Saturday, November 08, 2003

OOOOOOOooooooooo la la. Yesterday, grades were distributed in the midst of beer, Funk’n’bleau rock music, and laughter.

A little recap, grades at INSEAD are all relative. Exams and assignments are graded in absolute terms. Your absolute grades are normalized, based on overall average and on standard deviation. With this process, 50% of the students will be below average. It is possible to have a negative relative mark.

No matter how well you did in absolute terms, what ultimately gets recorded is how well you did with respect to the other students. This is actually used in practice at companies that measure performance of various units only with respect to the other units in the firm. As no one knows how well the other units are doing (results are published after each period), everyone has a tendency to over perform.

I hope that some of these observations will alleviate some of the worries that I have overheard and restore pride in some egos.

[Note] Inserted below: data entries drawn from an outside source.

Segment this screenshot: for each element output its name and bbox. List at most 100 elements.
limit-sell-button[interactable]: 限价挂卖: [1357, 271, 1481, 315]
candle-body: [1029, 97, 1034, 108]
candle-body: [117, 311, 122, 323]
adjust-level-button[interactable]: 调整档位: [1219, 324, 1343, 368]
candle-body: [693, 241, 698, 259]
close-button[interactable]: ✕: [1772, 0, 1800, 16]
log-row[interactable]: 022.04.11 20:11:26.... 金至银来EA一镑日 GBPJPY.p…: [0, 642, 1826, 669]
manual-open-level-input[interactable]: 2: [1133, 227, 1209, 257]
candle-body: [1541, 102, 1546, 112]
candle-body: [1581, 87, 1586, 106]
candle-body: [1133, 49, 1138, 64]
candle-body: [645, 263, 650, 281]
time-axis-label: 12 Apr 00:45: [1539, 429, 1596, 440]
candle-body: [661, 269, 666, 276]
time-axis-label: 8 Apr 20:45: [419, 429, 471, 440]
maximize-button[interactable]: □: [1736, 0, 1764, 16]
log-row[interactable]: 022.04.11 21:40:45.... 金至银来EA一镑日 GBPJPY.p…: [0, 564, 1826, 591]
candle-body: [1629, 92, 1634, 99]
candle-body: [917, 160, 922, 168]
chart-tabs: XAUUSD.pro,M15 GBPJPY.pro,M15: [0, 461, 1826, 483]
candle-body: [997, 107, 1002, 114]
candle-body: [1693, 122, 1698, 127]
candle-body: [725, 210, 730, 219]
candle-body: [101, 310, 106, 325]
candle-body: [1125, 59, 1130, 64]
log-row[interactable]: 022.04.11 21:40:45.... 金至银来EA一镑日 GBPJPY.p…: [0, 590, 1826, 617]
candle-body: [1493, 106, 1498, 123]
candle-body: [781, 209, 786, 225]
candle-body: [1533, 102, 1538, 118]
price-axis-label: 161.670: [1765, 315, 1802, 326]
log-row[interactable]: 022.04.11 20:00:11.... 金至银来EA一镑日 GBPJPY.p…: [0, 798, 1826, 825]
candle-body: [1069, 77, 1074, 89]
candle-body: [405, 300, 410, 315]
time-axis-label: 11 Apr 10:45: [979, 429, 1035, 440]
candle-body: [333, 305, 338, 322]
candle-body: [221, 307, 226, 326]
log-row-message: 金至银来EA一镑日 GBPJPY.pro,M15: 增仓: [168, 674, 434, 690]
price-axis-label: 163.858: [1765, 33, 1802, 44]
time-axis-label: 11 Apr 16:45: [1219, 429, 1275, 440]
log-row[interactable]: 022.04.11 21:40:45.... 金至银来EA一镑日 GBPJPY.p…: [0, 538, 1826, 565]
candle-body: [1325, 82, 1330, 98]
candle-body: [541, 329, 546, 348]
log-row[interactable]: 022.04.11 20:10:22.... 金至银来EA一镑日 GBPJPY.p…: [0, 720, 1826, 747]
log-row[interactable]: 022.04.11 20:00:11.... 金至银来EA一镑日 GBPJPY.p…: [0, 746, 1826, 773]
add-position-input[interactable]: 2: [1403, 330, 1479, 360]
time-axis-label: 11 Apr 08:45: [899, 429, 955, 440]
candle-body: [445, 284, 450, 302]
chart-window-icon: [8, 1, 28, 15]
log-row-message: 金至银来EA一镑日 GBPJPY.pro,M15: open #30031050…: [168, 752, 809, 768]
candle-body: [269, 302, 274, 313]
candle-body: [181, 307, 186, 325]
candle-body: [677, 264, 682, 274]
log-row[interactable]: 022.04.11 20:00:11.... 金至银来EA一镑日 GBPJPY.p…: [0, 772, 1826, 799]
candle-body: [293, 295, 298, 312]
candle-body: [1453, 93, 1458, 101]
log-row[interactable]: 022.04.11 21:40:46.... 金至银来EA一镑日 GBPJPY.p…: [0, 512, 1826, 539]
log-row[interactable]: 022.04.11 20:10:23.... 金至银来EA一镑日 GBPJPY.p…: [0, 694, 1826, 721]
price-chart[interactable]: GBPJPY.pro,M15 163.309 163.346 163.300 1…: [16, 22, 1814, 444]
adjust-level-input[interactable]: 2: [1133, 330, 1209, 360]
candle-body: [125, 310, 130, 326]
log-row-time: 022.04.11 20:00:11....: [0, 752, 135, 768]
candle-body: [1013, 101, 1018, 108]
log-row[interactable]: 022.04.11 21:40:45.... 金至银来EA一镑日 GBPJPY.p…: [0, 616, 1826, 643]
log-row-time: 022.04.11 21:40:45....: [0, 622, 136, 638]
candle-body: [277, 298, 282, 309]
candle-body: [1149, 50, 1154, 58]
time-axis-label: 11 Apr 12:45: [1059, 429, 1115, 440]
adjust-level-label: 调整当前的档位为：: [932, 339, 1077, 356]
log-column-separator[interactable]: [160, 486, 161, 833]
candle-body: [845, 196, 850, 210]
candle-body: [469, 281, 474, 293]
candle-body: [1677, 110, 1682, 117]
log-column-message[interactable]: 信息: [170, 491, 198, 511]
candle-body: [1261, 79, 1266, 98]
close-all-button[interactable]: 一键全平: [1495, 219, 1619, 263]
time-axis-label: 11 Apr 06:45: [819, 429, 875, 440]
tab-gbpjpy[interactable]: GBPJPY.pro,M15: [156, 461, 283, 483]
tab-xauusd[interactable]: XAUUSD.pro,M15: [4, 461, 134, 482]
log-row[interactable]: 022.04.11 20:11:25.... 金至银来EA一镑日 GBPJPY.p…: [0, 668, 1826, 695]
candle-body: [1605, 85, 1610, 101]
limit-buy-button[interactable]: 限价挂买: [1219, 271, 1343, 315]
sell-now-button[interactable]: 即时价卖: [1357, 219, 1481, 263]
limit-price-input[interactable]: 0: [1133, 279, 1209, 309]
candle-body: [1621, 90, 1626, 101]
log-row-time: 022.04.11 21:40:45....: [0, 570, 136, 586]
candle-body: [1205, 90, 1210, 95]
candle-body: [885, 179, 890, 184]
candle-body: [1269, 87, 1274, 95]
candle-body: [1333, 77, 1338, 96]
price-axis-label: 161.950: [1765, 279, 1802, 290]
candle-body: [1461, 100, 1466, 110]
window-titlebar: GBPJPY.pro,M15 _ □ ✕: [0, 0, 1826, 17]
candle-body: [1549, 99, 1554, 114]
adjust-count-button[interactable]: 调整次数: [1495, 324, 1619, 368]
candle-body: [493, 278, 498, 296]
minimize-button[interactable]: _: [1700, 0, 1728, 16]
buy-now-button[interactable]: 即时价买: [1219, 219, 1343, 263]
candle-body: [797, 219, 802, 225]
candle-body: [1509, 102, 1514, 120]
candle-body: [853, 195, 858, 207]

- Finance, Business and Economics majors had it easy in P1.
- Consultants have a large scope of understanding, due to the very nature of their work. They also tend to do well.
- For some people, English constituted a hurdle: if reading a case takes you twice as long as everyone else, you will not benefit from the same analysis time
- Your grade does not reflect your actual knowledge of the subject. You can have a very decent absolute grade and a very average relative grade (a lot of my marks are in this case). You know your stuff but some of the other super bright students have better answered the question. Similarly, you might have gotten an ok absolute grade but everyone else did a lot worse than you did and you end up with a sky high relative mark. You might not feel confident making decisions in this subject without relying on a third party, yet your mark indicates that you are an expert.
- These marks reflect what INSEAD expects from you. Not what you want to get out of the program (remember, you are the customer), nor exactly how things are done in reality. Going over dozens of stats exam in the INSEAD format does not make you a Stats wizard. Working on sample Finance problems does not turn you into a monkey.
- MBA programs definitely offers a variety of learning means, and most of your growth will take place with your classmates. As far as educational programs go, it is probably one of the most personalized and varied example. However, exams have the most restricted format and mould people’s thinking into template questions. This might not accommodate for your own learning or execution preference.
- Some people have just brilliant minds and are good with numbers. So what?
- Remember the stats results: GPA and starting salaries are inversely proportional. Success is a personal measure and must be associated with your own objective obviously. However, in general, GPAs largely fail to measure your determination in life, your actual learning (this is not a differential system, people with different starting base are graded on the same scale), your ability to enthuse and inspire others, your people’s skills, your intuition, and many other factors that make successful leaders.
- Since these grades are all relative, any extra minute of work that someone puts in can offsets another student mark. So anyone involved in social activities, club leadership, presentations, conferences and all the other activities that INSEAD offers – all in reasonable amounts - can experience a difference between their actual and theoretical grades.
- Sleep, food, stress and general fatigue do play a large role in these results.
- Even if your objective in life is to be the best ever at what you are doing, remember that you are taking time off this path, at school, to remove imperfections, identifies areas where you will want support. You are taking time off to learn. If this is your key objective this year, the more you learn, the more new areas you cover and the less likely you are to secure top marks.

Finally, may I add that Einstein, in his early years was a very average student, who even had to take support lessons to improve his knowledge?